Thank you for the detailed article – I love the addition of the videos, especially the neck relief one.
In the past, even when I was actively recovering from intense activity, I would do it mainly for pain relief or for the fear of pain. Since I have been immersed in the Tune-up Fitness content, I have gradually noticed a change in my mindset and I can finally say that I perform the active recovery with intent and compassion towards myself with clear knowledge that it helps not only my body but also my state of mind. It feels good to finally actively care for myself. During the yoga tune-up teachers training I was introduced to the term Sankalpa, and I was so surprised how incorporating it to any practice, and especially to the active recovery, works so deeply!
Such a great article. I have to admit, that I’ve been a victim of the high performance, no pain no gain mindset a few years back and it took a few cycles of burnout both physically and cognitively/emotionally to finally have that “Aha” moment of incorporating these “slow” days into the routine. When we don’t listen to our bodies, eventually are body will force us to listen to it. I really like the word “active recovery” vs rest day as your not being lazy or unconsciously doing nothing. You are making prigress, you are being mindful and conscious about it! I also love the step by step of how to for the folks that need that extra support. Thanks!!
Thank you for this article. I appreciate the term “active recovery” over “rest day,” which can sometimes suggest that a person is doing nothing or being “lazy.” Society often emphasizes performance and glorifies pushing ourselves to the limit, but this piece, grounded in research, highlights the importance of a balanced approach for sustainable, long-term health.
Our cultural mindset is so oriented toward doing rather than being. Cultivating a practice of active recovery often requires some initial reframing and an extra dose of self-compassion. And yet, it feels so deeply nourishing to tend to ourselves in these ways that it can become very easy to prioritize consistent, meaningful self-care practices over time.
Wow our culture really has us counting our steps, how many hours we work out and do challenges etc. I find that I often do not put myself into my own schedule when it comes to recovery and self care. I am guilty of the crash and burn. This actually has created a need for more recovery time. I embrace the need to slow down and let there be space between all the movement. In addition to your suggestions of self massage, stretching and breathwork~ I constantly have to remind myself of water!!! Drink water, I learned that it is good to do half your weight in ounces daily.

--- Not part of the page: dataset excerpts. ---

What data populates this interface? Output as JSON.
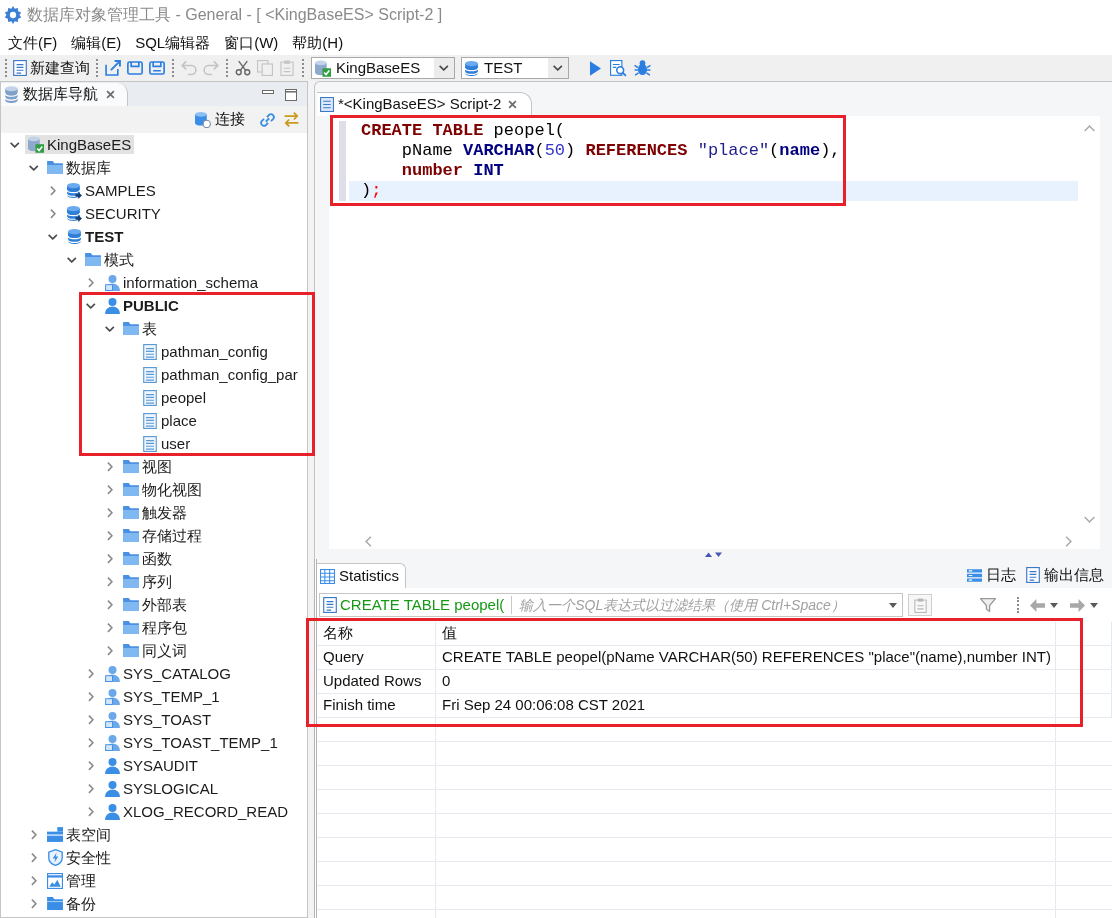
{
  "window": {
    "title": "数据库对象管理工具 - General - [ <KingBaseES> Script-2 ]"
  },
  "menu": [
    "文件(F)",
    "编辑(E)",
    "SQL编辑器",
    "窗口(W)",
    "帮助(H)"
  ],
  "toolbar": {
    "new_query": "新建查询",
    "groups": [
      [
        {
          "kind": "export",
          "disabled": false
        },
        {
          "kind": "save",
          "disabled": false
        },
        {
          "kind": "save_all",
          "disabled": false
        }
      ],
      [
        {
          "kind": "undo",
          "disabled": true
        },
        {
          "kind": "redo",
          "disabled": true
        }
      ],
      [
        {
          "kind": "cut",
          "disabled": false
        },
        {
          "kind": "copy",
          "disabled": true
        },
        {
          "kind": "paste",
          "disabled": true
        }
      ]
    ],
    "connection": "KingBaseES",
    "database": "TEST"
  },
  "navigator": {
    "tabs": [
      {
        "label": "数据库导航",
        "selected": true
      }
    ],
    "connect": "连接",
    "tree": [
      {
        "label": "KingBaseES",
        "kind": "server",
        "expanded": true,
        "selected": true,
        "children": [
          {
            "label": "数据库",
            "kind": "folder",
            "expanded": true,
            "selected": false,
            "children": [
              {
                "label": "SAMPLES",
                "kind": "database",
                "expanded": false,
                "selected": false,
                "active": false
              },
              {
                "label": "SECURITY",
                "kind": "database",
                "expanded": false,
                "selected": false,
                "active": false
              },
              {
                "label": "TEST",
                "kind": "database",
                "expanded": true,
                "selected": false,
                "active": true,
                "children": [
                  {
                    "label": "模式",
                    "kind": "folder",
                    "expanded": true,
                    "selected": false,
                    "children": [
                      {
                        "label": "information_schema",
                        "kind": "sysschema",
                        "expanded": false,
                        "selected": false,
                        "active": false
                      },
                      {
                        "label": "PUBLIC",
                        "kind": "schema",
                        "expanded": true,
                        "selected": false,
                        "active": true,
                        "children": [
                          {
                            "label": "表",
                            "kind": "folder",
                            "expanded": true,
                            "selected": false,
                            "children": [
                              {
                                "label": "pathman_config",
                                "kind": "table",
                                "selected": false
                              },
                              {
                                "label": "pathman_config_par",
                                "kind": "table",
                                "selected": false
                              },
                              {
                                "label": "peopel",
                                "kind": "table",
                                "selected": false
                              },
                              {
                                "label": "place",
                                "kind": "table",
                                "selected": false
                              },
                              {
                                "label": "user",
                                "kind": "table",
                                "selected": false
                              }
                            ]
                          },
                          {
                            "label": "视图",
                            "kind": "folder",
                            "expanded": false,
                            "selected": false
                          },
                          {
                            "label": "物化视图",
                            "kind": "folder",
                            "expanded": false,
                            "selected": false
                          },
                          {
                            "label": "触发器",
                            "kind": "folder",
                            "expanded": false,
                            "selected": false
                          },
                          {
                            "label": "存储过程",
                            "kind": "folder",
                            "expanded": false,
                            "selected": false
                          },
                          {
                            "label": "函数",
                            "kind": "folder",
                            "expanded": false,
                            "selected": false
                          },
                          {
                            "label": "序列",
                            "kind": "folder",
                            "expanded": false,
                            "selected": false
                          },
                          {
                            "label": "外部表",
                            "kind": "folder",
                            "expanded": false,
                            "selected": false
                          },
                          {
                            "label": "程序包",
                            "kind": "folder",
                            "expanded": false,
                            "selected": false
                          },
                          {
                            "label": "同义词",
                            "kind": "folder",
                            "expanded": false,
                            "selected": false
                          }
                        ]
                      },
                      {
                        "label": "SYS_CATALOG",
                        "kind": "sysschema",
                        "expanded": false,
                        "selected": false,
                        "active": false
                      },
                      {
                        "label": "SYS_TEMP_1",
                        "kind": "sysschema",
                        "expanded": false,
                        "selected": false,
                        "active": false
                      },
                      {
                        "label": "SYS_TOAST",
                        "kind": "sysschema",
                        "expanded": false,
                        "selected": false,
                        "active": false
                      },
                      {
                        "label": "SYS_TOAST_TEMP_1",
                        "kind": "sysschema",
                        "expanded": false,
                        "selected": false,
                        "active": false
                      },
                      {
                        "label": "SYSAUDIT",
                        "kind": "schema",
                        "expanded": false,
                        "selected": false,
                        "active": false
                      },
                      {
                        "label": "SYSLOGICAL",
                        "kind": "schema",
                        "expanded": false,
                        "selected": false,
                        "active": false
                      },
                      {
                        "label": "XLOG_RECORD_READ",
                        "kind": "schema",
                        "expanded": false,
                        "selected": false,
                        "active": false
                      }
                    ]
                  }
                ]
              }
            ]
          },
          {
            "label": "表空间",
            "kind": "tablespace",
            "expanded": false,
            "selected": false
          },
          {
            "label": "安全性",
            "kind": "security",
            "expanded": false,
            "selected": false
          },
          {
            "label": "管理",
            "kind": "admin",
            "expanded": false,
            "selected": false
          },
          {
            "label": "备份",
            "kind": "backup",
            "expanded": false,
            "selected": false
          }
        ]
      }
    ]
  },
  "editor": {
    "tabs": [
      {
        "label": "*<KingBaseES> Script-2",
        "selected": true
      }
    ],
    "lines": [
      {
        "current": false,
        "tokens": [
          {
            "text": "CREATE TABLE",
            "kind": "keyword"
          },
          {
            "text": " peopel(",
            "kind": "plain"
          }
        ],
        "children": [
          {
            "current": false,
            "tokens": [
              {
                "text": "pName ",
                "kind": "plain"
              },
              {
                "text": "VARCHAR",
                "kind": "datatype"
              },
              {
                "text": "(",
                "kind": "plain"
              },
              {
                "text": "50",
                "kind": "number"
              },
              {
                "text": ") ",
                "kind": "plain"
              },
              {
                "text": "REFERENCES",
                "kind": "keyword"
              },
              {
                "text": " \"place\"",
                "kind": "string"
              },
              {
                "text": "(",
                "kind": "plain"
              },
              {
                "text": "name",
                "kind": "datatype"
              },
              {
                "text": "),",
                "kind": "plain"
              }
            ]
          },
          {
            "current": false,
            "tokens": [
              {
                "text": "number",
                "kind": "keyword"
              },
              {
                "text": " INT",
                "kind": "datatype"
              }
            ]
          }
        ]
      },
      {
        "current": true,
        "tokens": [
          {
            "text": ")",
            "kind": "plain"
          },
          {
            "text": ";",
            "kind": "terminator"
          }
        ]
      }
    ]
  },
  "results": {
    "tabs": [
      {
        "label": "Statistics",
        "selected": true
      }
    ],
    "views": [
      {
        "label": "日志",
        "kind": "log"
      },
      {
        "label": "输出信息",
        "kind": "output"
      }
    ],
    "filter": {
      "query": "CREATE TABLE peopel(",
      "placeholder": "输入一个SQL表达式以过滤结果（使用 Ctrl+Space）"
    },
    "table": {
      "columns": [
        "名称",
        "值"
      ],
      "rows": [
        [
          "Query",
          "CREATE TABLE peopel(pName VARCHAR(50) REFERENCES \"place\"(name),number INT)"
        ],
        [
          "Updated Rows",
          "0"
        ],
        [
          "Finish time",
          "Fri Sep 24 00:06:08 CST 2021"
        ]
      ]
    }
  }
}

For example, if you are 160lbs, drink 80 oz of water daily. I also am learning to hydrate earlier in the day because later can disturb sleep with the need to release the bladder. Castor oil for joint care, helps the joint mobilization as well as break down old scar tissue. I mix my castor oil with half lotion so it is smoother than on its own. I am inspired with this post to design a routine to maximize my time instead of flowing and then pain can set in to make me slow down and take care. I’d rather make a plan today. Thanks for the insight!

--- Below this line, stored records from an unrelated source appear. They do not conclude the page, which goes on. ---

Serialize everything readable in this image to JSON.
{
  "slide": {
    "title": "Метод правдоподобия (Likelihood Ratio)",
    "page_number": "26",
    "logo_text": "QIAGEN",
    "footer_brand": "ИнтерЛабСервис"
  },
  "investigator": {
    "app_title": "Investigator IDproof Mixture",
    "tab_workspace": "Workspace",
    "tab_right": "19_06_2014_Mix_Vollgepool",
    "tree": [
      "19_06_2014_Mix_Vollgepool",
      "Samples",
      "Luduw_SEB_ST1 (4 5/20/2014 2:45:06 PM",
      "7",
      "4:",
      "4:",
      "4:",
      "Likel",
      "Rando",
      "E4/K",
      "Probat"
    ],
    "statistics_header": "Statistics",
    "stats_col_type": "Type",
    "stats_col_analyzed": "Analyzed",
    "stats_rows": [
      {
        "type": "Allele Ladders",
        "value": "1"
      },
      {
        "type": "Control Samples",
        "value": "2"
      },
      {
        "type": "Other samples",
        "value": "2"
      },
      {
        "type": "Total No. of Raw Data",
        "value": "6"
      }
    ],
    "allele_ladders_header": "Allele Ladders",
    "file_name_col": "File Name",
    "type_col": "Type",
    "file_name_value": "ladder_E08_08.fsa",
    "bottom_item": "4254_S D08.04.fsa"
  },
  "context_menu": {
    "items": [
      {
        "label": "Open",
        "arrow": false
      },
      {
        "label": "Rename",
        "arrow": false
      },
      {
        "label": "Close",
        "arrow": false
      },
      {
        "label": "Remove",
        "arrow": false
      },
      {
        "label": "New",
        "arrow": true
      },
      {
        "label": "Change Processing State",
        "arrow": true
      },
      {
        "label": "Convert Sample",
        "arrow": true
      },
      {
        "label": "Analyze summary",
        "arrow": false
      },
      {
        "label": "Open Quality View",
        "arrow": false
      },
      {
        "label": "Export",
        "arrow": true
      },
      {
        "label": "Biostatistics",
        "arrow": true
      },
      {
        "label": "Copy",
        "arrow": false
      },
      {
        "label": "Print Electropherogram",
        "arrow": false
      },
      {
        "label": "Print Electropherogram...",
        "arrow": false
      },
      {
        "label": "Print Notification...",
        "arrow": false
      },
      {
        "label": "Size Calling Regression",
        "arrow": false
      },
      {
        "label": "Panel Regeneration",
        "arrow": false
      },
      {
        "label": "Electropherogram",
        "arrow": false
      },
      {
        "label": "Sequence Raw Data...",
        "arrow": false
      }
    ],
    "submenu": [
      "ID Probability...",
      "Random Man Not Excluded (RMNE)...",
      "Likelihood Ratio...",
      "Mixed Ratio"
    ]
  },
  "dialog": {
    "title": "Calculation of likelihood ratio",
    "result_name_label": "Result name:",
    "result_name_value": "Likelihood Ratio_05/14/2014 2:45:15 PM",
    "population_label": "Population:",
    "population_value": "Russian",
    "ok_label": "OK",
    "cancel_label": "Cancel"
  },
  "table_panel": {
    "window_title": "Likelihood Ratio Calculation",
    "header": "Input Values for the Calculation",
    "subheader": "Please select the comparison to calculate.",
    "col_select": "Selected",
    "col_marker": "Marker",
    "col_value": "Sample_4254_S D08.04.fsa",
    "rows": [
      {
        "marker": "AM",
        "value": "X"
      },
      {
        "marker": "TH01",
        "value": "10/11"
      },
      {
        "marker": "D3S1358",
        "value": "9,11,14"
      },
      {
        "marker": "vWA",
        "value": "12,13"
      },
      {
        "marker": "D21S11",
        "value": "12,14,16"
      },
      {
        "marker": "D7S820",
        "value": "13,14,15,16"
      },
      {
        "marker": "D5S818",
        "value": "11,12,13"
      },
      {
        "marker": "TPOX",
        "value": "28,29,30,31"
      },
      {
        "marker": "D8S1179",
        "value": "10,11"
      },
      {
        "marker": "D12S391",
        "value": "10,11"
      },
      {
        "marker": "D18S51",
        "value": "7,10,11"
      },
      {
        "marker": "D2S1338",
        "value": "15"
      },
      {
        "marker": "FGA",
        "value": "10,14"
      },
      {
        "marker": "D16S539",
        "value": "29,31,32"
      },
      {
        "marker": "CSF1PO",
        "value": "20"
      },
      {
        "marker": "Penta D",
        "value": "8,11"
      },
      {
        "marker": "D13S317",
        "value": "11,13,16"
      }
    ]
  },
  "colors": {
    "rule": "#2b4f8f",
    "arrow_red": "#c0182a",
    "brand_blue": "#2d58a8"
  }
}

Great article! Active recovery is such a game-changer for anyone who works out regularly. As a Yoga teacher who teaches at a rock climbing gym, I spent a lot of my time talking to people I see there almost daily about varying their body movement and taking active rest days to avoid injuries – usually they have to learn the hard way before they’ll listen! I know that I feel best when I move my body everyday, and not only should the activity vary over the course of the week, so should the intensity! I’ll definitely be forwarding this to some of my climbing friends!
This article provides a well-rounded and insightful perspective on the importance of balancing intense workouts with active recovery, and it really resonates with my personal experience. I absolutely love yoga, strength training, and ending my sessions with a relaxing sauna. In yoga, I particularly enjoy the relaxation phase—it’s the perfect balance between the active part of the practice and rest, allowing me to fully unwind and connect with my body. After a strength workout, I always make time for the sauna. It’s the ideal way to relax my muscles and mind, completing my routine with a sense of calm and rejuvenation.

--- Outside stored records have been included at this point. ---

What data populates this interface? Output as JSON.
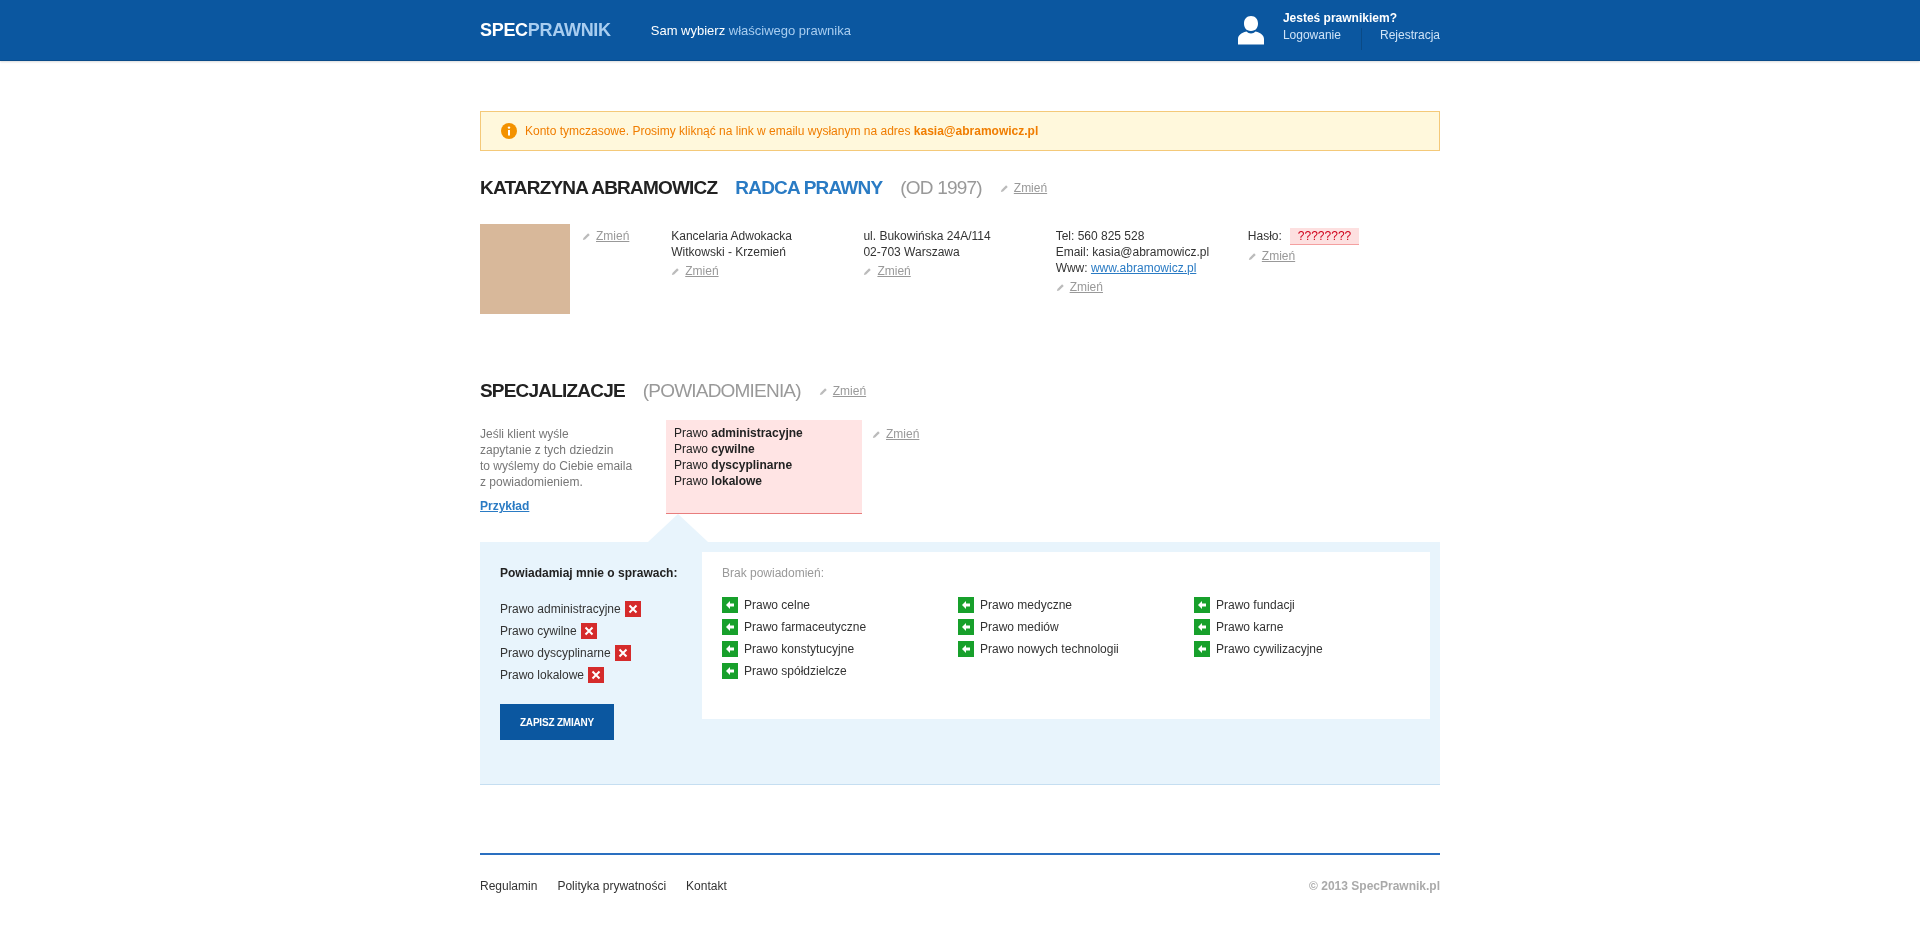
{
  "header": {
    "logo": {
      "part1": "SPEC",
      "part2": "PRAWNIK"
    },
    "tagline": {
      "lead": "Sam wybierz",
      "rest": "właściwego prawnika"
    },
    "account": {
      "question": "Jesteś prawnikiem?",
      "login": "Logowanie",
      "register": "Rejestracja"
    }
  },
  "alert": {
    "text": "Konto tymczasowe. Prosimy kliknąć na link w emailu wysłanym na adres **kasia@abramowicz.pl**"
  },
  "profile": {
    "name": "KATARZYNA ABRAMOWICZ",
    "title": "RADCA PRAWNY",
    "since": "(OD 1997)",
    "edit": "Zmień",
    "photo_edit": "Zmień",
    "office": {
      "lines": [
        "Kancelaria Adwokacka",
        "Witkowski - Krzemień"
      ],
      "edit": "Zmień"
    },
    "address": {
      "lines": [
        "ul. Bukowińska 24A/114",
        "02-703 Warszawa"
      ],
      "edit": "Zmień"
    },
    "contact": {
      "tel": "Tel: 560 825 528",
      "email": "Email: kasia@abramowicz.pl",
      "www_label": "Www:",
      "www": "www.abramowicz.pl",
      "edit": "Zmień"
    },
    "password": {
      "label": "Hasło:",
      "value": "????????",
      "edit": "Zmień"
    }
  },
  "specializations": {
    "heading": "SPECJALIZACJE",
    "subheading": "(POWIADOMIENIA)",
    "edit": "Zmień",
    "description": "Jeśli klient wyśle\nzapytanie z tych dziedzin\nto wyślemy do Ciebie emaila\nz powiadomieniem.",
    "example": "Przykład",
    "selected": [
      "Prawo **administracyjne**",
      "Prawo **cywilne**",
      "Prawo **dyscyplinarne**",
      "Prawo **lokalowe**"
    ],
    "selected_edit": "Zmień"
  },
  "notifications": {
    "heading": "Powiadamiaj mnie o sprawach:",
    "subscribed": [
      "Prawo administracyjne",
      "Prawo cywilne",
      "Prawo dyscyplinarne",
      "Prawo lokalowe"
    ],
    "save": "ZAPISZ ZMIANY",
    "empty": "Brak powiadomień:",
    "available": [
      [
        "Prawo celne",
        "Prawo farmaceutyczne",
        "Prawo konstytucyjne",
        "Prawo spółdzielcze"
      ],
      [
        "Prawo medyczne",
        "Prawo mediów",
        "Prawo nowych technologii"
      ],
      [
        "Prawo fundacji",
        "Prawo karne",
        "Prawo cywilizacyjne"
      ]
    ]
  },
  "footer": {
    "links": [
      "Regulamin",
      "Polityka prywatności",
      "Kontakt"
    ],
    "copyright": "© 2013 SpecPrawnik.pl"
  }
}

It’s refreshing to see a shift in the narrative away from the “no pain, no gain” mentality, which can often lead to burnout and long-term health issues. The emphasis on active recovery as not just a break, but as a proactive and essential part of a fitness routine, resonates deeply. Incorporating active recovery into a training regimen is indeed a wise approach to building sustainable strength and resilience. This article is a great reminder that true fitness is about listening to your body and finding a balance that promotes overall health.
Thank You for sharing this article. Active recovery, the training component that is most often ‘skipped’ in a training regime even when it’s factored into the routine from my experience. As the author mentions, it’s seen as less important, and tossed aside for the sake of another set, hard mile or time. The recovery component is my favourite part of my workout regime. After a hard workout/rest day activity it is a note of gratitude to my body for enduring the hard work.
Interestingly, the people who live to 100 y/o and beyond are not normally the people who are going to the gym and crushing workouts 6-7 days a week. According to my professor Dr. Dos Santos, most of these people don’t even go to the gym. In my Lifestyles Disease classes, we have been talking a lot about how people can increase their physical activity. Most people living in blue zones are naturally active by just doing everyday normal things. They walk to the grocery store instead of drive. They chop their vegetables by hand rather than buying pre-cut or using a machine. The key aspect here is they are constantly in a state of “active recovery”. And that state has allowed them to keep majority of their abilities long into old age. Love this article because it is such a great reminder that it’s okay to be active every day, as long as the activity complements what are body needs. Our body doesn’t need to be beat up with grueling workouts every day. In fact, 3 good strength training days is all we need, and then we can pair some of the great suggestions from this article into the in-between days so we stay active and allow the body the time it needs to heal and replenish.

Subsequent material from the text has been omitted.